Black History Month is a time when we can reflect on the resistance to slavery and the impactful human beings who have fought for civil rights, like Martin Luther King Jr., Malcolm X and Rosa Parks. There are so many well-known people who helped progress equality in the U.S. But for Gentry, the most influential person in her life wasn’t somebody famous.
“My grandmother, Ernestine Smith," Gentry said emotionally.
Ernestine McClain Smith was the daughter of the dentist, and Gentry's grandmother. She was a dancer and performer, but more importantly, she was an advocate for civil and human rights.
“My hope is that I continue her legacy. She impacted thousands of lives in our community,” Gentry said.
Ernestine Smith always knew the importance of sharing stories from those in the past.

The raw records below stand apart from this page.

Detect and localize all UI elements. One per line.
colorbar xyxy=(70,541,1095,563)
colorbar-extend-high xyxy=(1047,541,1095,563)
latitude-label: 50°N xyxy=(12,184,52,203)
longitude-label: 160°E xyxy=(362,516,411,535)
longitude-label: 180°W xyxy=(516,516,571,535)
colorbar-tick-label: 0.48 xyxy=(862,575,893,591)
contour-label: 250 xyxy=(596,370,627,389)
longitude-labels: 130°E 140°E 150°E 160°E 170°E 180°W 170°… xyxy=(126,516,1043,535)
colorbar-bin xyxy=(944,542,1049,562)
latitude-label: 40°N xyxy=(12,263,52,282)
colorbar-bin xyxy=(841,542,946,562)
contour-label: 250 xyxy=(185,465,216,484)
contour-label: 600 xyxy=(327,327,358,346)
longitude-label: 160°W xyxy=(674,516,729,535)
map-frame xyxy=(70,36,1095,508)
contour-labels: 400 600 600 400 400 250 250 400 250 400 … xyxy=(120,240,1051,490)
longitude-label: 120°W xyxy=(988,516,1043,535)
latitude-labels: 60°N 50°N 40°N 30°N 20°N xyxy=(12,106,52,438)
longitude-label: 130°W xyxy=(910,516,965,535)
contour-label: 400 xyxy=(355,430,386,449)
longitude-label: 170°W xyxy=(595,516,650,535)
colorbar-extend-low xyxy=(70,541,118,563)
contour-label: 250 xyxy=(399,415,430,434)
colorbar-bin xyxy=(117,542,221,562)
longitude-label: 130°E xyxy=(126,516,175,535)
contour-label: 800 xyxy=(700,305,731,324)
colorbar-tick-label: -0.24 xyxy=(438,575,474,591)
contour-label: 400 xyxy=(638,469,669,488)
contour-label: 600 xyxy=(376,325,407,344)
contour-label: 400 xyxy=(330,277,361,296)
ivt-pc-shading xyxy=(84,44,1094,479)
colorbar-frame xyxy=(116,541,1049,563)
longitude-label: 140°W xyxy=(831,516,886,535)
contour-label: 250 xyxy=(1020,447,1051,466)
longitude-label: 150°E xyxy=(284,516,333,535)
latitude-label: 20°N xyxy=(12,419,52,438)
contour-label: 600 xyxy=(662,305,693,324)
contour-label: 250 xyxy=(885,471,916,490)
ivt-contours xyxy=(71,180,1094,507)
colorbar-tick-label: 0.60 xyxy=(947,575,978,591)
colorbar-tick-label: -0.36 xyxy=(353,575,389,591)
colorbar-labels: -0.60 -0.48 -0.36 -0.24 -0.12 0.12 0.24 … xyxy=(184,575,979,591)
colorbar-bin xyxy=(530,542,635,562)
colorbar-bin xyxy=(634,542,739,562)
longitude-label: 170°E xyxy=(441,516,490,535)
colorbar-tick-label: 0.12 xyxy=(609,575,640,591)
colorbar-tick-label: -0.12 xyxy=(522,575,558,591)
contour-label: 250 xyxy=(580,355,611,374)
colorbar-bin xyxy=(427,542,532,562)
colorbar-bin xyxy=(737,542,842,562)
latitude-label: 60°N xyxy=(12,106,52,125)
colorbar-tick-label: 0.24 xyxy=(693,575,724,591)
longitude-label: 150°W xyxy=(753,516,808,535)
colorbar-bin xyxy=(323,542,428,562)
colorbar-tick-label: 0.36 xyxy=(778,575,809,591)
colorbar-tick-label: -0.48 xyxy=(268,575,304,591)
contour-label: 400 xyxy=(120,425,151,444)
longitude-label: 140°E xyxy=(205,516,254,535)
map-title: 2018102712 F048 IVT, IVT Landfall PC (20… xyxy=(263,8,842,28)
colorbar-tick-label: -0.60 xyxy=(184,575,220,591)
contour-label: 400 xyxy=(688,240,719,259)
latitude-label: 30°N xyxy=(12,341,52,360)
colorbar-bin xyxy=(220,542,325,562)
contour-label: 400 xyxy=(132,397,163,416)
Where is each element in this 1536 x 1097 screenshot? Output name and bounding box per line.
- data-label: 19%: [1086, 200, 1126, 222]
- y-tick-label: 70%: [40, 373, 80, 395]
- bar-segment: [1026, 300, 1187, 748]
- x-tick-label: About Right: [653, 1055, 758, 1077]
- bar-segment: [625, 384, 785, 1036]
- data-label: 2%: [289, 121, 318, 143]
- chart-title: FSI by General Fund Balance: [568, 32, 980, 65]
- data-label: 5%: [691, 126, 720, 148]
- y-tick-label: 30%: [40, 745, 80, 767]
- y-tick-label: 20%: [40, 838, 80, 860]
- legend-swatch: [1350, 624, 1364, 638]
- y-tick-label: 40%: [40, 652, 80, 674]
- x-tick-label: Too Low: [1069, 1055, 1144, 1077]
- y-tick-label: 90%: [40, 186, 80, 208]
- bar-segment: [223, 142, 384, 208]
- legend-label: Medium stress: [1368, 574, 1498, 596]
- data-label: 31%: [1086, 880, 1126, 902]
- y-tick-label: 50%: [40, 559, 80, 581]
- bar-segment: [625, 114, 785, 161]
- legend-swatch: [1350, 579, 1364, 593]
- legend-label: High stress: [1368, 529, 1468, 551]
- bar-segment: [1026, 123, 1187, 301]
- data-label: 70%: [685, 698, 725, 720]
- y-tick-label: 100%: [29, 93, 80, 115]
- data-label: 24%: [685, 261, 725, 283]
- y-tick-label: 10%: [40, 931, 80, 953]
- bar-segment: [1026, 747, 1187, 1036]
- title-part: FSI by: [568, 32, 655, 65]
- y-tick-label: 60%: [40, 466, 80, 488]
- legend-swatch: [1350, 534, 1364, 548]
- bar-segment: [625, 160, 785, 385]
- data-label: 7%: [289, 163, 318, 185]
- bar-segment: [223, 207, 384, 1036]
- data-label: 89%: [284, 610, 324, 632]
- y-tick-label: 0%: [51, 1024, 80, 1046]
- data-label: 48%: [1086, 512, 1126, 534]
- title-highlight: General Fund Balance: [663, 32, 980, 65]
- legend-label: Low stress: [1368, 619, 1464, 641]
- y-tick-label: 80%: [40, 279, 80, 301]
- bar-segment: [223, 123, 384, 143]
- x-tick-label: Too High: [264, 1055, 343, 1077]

“We’d walk into her bedroom when I was little, and she had this ancestral wall,” said Gentry. “So all of the pictures of her parents, her grandparents, her great grandparents were on this wall and she would talk to us about their stories and their history.”
Those stories – and the stories millions of other African Americans hold dear—are what Gentry believes will help people from different backgrounds to connect.
“I think that what Black History Month does is it opens the door for people to get another perspective.”
When we understand each other’s perspectives, we often come to realize we’re not all that different in the end.
“We’ve got to change our mindset and change our attitude and get rid of this issue about entitlement and get rid of this issue about ‘I’m better than you,’" Gentry said. "That’s killing us. That’s killing the country. We’ve got to change that idea and start embracing everyone… each and every individual that is here, that comes here, that’s been here. It’s time for a change.”